“The next day,” Henri interrupted, “it was my turn to applaud you. I had been deprived a long time of the pleasures of the theatre, of which I am very fond, and I began by going to the Comedie Francaise, where you played, that night, the role of Helene in ‘Mademoiselle de la Seigliere.’ Do you remember?”
“Do I remember! I recognized you instantly, sitting in the third row in the orchestra.”
“I had never seen you until then,” Henri continued, “but that sympathetic current was soon established, from the moment you appeared until the end of the second piece. As it is my opinion that any officer is sufficiently a gentleman to have the right to love a girl of noble birth, I fell readily under the spell in which she whom you represented echoed my own sentiments. Bernard Stamply also had just returned from captivity, and the more enamored of you he became the more I pleased myself with fancying my own personality an incarnation of his, with less presumption than would be necessary for me to imagine myself the hero of which you spoke a moment ago. After the play, a friend brought me here, presented me to you—”
“And the sympathetic current did the rest!” added Eugenie Gontier, looking at him tenderly. “Since then you have consecrated to me a part of whatever time is at your disposal, and I assure you that I never have been so happy, nor have felt so flattered, in my life.”
“Second act!” came the voice of the call-boy from the corridor.
“Will you return here after the fourth act?” said the actress, rising. “I shall wish to know how you find me in the great scene, and whether there is another princess de Bouillon among the audience—beware of her!”
“You know very well that there is not.”
“Not yet, perhaps, but military men are so inconstant! By and by, Maurice!” she murmured, with a smile.
“By and by, Adrienne!” Henri replied, kissing her hand.
He accompanied her to the steps that led to the stage, and, lounging along the passage that ends at the head of the grand stairway, he entered the theatre and hastened to his usual seat in the third row of the orchestra.

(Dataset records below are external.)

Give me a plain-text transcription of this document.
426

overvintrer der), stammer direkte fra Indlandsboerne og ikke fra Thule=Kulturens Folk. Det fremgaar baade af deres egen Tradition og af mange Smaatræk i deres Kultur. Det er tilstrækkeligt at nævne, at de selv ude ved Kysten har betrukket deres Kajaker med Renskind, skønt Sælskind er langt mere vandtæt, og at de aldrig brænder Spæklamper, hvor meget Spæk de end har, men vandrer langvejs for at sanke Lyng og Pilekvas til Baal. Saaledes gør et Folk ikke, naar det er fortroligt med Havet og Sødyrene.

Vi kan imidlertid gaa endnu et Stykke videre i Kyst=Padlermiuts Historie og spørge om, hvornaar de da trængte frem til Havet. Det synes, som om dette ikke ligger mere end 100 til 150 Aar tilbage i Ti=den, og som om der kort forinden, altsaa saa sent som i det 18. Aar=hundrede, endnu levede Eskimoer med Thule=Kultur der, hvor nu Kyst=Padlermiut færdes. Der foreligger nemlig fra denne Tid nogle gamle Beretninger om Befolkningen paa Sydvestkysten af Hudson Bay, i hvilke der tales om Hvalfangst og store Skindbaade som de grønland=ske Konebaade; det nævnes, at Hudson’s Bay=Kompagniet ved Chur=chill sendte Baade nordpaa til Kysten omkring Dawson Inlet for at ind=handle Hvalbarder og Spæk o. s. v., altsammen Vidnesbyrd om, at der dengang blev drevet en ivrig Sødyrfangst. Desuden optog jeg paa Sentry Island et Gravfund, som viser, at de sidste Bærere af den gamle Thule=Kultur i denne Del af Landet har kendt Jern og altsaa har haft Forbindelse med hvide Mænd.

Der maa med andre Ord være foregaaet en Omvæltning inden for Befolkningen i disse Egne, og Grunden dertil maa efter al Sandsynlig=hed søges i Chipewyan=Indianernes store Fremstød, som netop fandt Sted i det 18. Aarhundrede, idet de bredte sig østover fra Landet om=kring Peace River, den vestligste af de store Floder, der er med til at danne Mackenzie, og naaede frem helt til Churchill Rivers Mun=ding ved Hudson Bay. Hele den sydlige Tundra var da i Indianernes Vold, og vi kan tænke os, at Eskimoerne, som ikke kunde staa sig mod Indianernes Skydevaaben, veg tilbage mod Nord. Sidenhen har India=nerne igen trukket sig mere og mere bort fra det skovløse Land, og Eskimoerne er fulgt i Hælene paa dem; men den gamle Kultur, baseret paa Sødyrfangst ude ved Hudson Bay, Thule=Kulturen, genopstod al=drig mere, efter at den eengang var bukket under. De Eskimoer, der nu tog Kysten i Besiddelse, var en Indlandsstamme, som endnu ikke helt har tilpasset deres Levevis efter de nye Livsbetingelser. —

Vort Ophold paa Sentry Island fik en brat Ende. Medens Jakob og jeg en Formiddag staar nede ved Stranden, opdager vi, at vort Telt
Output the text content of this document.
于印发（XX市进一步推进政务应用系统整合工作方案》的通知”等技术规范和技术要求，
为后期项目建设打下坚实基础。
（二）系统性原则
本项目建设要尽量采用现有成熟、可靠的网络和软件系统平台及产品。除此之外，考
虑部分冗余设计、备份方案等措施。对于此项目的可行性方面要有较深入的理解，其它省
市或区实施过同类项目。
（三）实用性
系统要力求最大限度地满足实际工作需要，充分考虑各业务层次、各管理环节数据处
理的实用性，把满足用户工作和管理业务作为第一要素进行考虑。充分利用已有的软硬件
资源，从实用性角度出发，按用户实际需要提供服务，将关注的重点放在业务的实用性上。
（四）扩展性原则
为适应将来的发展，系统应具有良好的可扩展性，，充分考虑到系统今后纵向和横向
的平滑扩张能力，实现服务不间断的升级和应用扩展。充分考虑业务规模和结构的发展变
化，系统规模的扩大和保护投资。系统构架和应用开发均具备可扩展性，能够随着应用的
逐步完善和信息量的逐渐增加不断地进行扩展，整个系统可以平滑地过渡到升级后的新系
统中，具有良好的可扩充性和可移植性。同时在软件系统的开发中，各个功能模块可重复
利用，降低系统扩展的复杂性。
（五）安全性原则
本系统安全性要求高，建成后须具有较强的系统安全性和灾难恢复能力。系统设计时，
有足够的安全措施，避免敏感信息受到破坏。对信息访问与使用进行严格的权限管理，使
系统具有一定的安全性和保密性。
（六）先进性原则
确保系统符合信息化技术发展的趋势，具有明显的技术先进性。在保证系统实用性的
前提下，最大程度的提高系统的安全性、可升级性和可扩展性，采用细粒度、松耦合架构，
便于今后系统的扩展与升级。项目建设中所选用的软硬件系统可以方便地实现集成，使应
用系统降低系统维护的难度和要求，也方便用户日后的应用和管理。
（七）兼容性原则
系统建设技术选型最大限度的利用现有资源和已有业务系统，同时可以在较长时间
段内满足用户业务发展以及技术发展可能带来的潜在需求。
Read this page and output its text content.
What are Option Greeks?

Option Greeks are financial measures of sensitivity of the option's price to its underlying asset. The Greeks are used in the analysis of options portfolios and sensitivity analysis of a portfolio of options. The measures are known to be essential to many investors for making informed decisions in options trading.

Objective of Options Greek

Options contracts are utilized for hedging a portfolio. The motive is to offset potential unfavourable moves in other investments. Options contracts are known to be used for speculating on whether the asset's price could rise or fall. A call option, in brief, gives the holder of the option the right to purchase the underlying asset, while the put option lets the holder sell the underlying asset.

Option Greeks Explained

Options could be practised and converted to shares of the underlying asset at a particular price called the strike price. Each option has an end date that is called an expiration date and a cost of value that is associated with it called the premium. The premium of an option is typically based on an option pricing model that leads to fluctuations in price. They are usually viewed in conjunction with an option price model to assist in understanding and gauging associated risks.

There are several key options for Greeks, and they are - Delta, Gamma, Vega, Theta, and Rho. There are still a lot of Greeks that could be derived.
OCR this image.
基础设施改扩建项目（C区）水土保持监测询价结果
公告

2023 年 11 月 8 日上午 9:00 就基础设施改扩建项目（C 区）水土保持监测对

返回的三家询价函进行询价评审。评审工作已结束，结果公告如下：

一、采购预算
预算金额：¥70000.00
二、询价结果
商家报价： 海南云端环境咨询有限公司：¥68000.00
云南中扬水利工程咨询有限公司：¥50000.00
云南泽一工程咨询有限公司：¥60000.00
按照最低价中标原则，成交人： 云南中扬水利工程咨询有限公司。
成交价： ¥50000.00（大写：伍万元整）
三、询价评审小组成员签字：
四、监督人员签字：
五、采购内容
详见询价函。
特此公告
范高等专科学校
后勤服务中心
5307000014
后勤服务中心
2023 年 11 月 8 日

It was Tuesday, the subscription night; the auditorium was as much the more brilliant as the play was more interesting than on other nights. In one of the proscenium boxes sat the Duchesse de Montgeron with the Comtesse de Lisieux; in another the Vicomtesse de Nointel and Madame Thomery. In the first box on the left Madame Desvanneaux was to be seen, with her husband and her son, the youthful and recently rejected pretender to the hand of Mademoiselle de Vermont.
Among the subscription seats in the orchestra sat the Baron de Samoreau, the notary Durand, treasurer of the Industrial Orphan Asylum; the aide-de-camp of General Lenaieff, beside his friend the Marquis de Prerolles. One large box, the first proscenium loge on the right, was still unoccupied when the curtain rose on the second act.